The case was filed by Florida resident Margaret Krichman on behalf of her husband Donald Kirchman in the Middle District of Florida, and so Florida choice-of-law rules applied.  Florida applies the “significant relationship” test set forth in the Restatement (second) of Conflict of Laws (1971) to determine which law applies to a particular issue.  Novartis argued that under this test not every issue within a case will necessarily be governed by the same law and that in this case, Florida law governs liability and compensatory damages but New Jersey law governs punitive damages because while Mr.
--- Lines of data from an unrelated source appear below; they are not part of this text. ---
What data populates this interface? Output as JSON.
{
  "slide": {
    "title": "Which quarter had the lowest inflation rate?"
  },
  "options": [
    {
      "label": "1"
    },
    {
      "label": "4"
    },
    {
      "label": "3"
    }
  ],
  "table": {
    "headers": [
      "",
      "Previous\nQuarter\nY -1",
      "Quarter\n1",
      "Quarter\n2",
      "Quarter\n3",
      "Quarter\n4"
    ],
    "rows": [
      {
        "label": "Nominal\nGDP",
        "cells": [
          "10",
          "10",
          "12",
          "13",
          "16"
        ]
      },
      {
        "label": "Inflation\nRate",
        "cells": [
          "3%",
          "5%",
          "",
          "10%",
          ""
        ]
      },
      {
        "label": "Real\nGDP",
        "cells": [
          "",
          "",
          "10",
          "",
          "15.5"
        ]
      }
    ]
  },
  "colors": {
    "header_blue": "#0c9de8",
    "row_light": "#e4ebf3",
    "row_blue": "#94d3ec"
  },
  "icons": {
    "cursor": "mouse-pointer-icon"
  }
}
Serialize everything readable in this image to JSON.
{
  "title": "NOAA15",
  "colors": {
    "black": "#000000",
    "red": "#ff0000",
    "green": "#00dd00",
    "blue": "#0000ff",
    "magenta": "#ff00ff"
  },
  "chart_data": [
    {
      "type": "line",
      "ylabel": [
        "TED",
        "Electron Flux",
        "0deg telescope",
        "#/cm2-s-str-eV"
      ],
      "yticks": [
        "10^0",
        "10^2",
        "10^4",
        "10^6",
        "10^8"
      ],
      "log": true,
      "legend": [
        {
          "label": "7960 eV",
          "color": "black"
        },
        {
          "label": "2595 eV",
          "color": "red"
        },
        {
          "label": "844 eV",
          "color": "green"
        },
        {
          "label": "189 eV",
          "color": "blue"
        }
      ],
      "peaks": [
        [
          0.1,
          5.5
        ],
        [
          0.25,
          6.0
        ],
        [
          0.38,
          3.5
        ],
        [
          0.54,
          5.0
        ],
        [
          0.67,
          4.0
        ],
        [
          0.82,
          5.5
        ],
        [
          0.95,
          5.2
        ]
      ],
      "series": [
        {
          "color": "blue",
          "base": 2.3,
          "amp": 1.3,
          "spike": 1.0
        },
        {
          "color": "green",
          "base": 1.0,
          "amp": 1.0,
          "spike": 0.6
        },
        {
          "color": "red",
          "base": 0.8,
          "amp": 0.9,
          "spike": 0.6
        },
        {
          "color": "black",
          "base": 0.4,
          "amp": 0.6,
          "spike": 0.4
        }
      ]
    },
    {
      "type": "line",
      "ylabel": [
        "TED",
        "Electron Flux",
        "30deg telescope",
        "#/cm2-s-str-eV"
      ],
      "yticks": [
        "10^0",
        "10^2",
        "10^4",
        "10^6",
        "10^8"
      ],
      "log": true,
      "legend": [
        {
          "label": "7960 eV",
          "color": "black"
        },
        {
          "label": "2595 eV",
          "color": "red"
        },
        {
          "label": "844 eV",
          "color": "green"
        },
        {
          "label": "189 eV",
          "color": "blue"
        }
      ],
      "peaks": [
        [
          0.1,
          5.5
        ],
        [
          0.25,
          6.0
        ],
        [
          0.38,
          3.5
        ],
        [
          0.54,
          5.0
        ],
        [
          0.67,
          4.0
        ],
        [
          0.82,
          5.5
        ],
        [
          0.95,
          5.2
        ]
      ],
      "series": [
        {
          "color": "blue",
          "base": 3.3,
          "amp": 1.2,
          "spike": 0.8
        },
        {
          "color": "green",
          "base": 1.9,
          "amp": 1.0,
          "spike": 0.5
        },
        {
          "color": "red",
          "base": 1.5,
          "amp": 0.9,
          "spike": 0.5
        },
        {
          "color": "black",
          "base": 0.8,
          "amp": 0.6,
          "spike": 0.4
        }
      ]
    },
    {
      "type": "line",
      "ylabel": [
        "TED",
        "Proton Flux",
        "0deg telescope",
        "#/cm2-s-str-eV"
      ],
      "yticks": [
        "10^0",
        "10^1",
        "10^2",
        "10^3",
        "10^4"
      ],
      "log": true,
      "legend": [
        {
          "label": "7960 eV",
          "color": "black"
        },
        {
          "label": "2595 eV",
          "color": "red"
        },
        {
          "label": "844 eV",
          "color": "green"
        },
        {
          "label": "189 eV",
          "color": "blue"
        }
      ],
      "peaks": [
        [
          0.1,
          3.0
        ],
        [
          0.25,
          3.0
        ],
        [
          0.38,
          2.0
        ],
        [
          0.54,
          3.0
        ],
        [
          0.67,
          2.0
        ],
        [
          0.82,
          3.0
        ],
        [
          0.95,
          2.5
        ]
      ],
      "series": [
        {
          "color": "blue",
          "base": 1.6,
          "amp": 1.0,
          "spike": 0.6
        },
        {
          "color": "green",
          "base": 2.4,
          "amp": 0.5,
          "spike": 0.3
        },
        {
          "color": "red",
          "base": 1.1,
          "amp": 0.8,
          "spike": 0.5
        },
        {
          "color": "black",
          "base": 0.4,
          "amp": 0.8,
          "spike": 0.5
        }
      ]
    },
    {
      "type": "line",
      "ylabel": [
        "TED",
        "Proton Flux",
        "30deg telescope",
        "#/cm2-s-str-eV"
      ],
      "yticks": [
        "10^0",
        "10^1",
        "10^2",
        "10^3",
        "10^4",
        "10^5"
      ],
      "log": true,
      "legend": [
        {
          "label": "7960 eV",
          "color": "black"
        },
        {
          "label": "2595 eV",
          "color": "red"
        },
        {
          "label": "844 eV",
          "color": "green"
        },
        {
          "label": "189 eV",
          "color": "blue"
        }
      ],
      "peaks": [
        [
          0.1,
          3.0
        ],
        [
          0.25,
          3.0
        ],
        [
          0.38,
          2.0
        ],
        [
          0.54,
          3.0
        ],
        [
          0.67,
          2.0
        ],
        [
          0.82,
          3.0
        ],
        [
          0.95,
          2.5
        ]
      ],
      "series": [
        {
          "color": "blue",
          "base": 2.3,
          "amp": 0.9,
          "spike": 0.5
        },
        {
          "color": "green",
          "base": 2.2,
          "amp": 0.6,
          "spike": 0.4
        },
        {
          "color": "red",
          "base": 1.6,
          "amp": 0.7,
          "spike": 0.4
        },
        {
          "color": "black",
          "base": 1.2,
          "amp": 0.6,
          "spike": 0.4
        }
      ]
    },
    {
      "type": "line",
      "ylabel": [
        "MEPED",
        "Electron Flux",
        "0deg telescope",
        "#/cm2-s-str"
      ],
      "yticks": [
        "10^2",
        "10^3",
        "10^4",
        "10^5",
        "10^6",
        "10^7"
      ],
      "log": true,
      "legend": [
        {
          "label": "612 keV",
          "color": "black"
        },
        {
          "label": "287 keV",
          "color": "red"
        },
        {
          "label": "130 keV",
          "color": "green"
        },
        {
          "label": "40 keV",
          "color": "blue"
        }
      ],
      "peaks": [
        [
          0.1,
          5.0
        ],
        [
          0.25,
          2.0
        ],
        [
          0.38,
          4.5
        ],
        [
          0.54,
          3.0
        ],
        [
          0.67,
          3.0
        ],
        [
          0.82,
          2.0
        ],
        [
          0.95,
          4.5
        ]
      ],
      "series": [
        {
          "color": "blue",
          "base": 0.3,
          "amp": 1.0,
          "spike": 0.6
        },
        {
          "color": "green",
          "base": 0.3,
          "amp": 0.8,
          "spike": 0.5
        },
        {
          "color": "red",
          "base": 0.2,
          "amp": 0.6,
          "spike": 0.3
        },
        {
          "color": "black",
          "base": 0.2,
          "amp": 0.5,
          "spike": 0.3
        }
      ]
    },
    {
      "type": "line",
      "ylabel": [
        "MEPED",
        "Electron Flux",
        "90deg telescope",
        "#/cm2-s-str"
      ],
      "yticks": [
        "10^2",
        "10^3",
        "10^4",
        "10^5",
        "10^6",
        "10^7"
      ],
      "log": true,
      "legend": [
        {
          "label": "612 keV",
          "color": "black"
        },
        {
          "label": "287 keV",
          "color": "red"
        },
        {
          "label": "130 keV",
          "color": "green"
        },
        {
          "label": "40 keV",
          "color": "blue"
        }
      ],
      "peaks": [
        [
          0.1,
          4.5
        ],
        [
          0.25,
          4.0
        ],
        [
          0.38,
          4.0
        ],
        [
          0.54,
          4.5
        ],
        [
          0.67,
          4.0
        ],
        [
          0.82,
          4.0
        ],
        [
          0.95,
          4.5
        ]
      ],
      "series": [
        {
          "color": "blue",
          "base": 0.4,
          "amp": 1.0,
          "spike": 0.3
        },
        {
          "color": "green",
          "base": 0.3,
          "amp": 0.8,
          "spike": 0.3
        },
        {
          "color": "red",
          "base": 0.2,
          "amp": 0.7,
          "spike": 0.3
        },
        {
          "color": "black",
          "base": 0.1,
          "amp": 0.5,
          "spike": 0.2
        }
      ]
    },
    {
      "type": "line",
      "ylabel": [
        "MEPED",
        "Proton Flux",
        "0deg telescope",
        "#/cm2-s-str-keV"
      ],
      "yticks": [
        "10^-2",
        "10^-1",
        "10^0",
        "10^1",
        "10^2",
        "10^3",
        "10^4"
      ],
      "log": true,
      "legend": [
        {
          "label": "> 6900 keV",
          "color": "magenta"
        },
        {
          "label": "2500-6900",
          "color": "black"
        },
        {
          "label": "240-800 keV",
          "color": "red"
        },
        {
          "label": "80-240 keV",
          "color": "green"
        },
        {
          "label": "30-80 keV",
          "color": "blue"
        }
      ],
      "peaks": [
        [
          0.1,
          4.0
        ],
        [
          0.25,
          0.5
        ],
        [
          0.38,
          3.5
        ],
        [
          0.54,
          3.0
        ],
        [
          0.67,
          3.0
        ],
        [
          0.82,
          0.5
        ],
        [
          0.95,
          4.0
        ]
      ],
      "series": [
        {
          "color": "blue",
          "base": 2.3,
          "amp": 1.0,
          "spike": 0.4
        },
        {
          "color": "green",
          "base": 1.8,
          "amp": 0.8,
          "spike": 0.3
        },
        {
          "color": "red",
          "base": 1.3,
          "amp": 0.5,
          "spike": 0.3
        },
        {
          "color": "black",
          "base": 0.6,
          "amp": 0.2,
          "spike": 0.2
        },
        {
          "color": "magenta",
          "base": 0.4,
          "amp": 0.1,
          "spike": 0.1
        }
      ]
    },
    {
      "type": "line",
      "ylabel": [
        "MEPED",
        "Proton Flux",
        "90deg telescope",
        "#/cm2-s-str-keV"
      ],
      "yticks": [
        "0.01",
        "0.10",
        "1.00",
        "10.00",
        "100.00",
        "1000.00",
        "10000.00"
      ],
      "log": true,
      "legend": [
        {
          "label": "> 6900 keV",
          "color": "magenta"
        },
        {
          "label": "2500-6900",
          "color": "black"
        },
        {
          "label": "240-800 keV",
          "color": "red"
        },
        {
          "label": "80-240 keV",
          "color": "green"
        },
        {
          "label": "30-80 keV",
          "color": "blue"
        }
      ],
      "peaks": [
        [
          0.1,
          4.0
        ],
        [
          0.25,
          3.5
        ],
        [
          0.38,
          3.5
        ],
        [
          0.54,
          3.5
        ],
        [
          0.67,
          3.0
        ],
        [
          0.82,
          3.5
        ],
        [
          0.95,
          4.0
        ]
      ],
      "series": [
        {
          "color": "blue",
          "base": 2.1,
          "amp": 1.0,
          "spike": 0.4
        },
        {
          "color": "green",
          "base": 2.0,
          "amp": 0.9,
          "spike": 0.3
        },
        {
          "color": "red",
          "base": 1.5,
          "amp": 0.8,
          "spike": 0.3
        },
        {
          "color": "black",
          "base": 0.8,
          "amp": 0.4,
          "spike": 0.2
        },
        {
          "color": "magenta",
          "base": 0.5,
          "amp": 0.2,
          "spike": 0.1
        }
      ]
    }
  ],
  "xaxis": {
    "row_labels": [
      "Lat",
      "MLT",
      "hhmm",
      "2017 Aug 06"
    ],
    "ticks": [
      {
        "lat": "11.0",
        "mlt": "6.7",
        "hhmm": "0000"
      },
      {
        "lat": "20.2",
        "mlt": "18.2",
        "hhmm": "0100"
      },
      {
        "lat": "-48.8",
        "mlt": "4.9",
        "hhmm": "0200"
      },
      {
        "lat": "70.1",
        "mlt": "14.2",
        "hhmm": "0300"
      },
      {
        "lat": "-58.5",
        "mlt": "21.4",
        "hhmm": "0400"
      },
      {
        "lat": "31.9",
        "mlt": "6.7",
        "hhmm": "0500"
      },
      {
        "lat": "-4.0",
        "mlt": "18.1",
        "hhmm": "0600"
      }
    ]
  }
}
Kirchman’s alleged injury occurred in Florida, the alleged conduct giving rise to punitive damages occurred in New Jersey where Novartis is headquartered.  The court agreed with Novartis, explicitly rejecting minority opinions in the Aredia/Zometa litigation finding that the place of injury with respect to punitive damages is the place “where the injured party was prescribed and ingested the drug.”  Kirchman Order at 6.  The court found “that—with respect to punitive damages—the place of the injury-causing conduct, New Jersey, is more important than the place of injury.”  Id. at 8.

The court went on to apply New Jersey law to preclude punitive damages, relying on the reasoning in previous Aredia/Zometa cases finding that New Jersey’s statutory exception requirement is equivalent to a fraud-on-the-FDA state claim and thus preempted.  Kirchman Order at 9.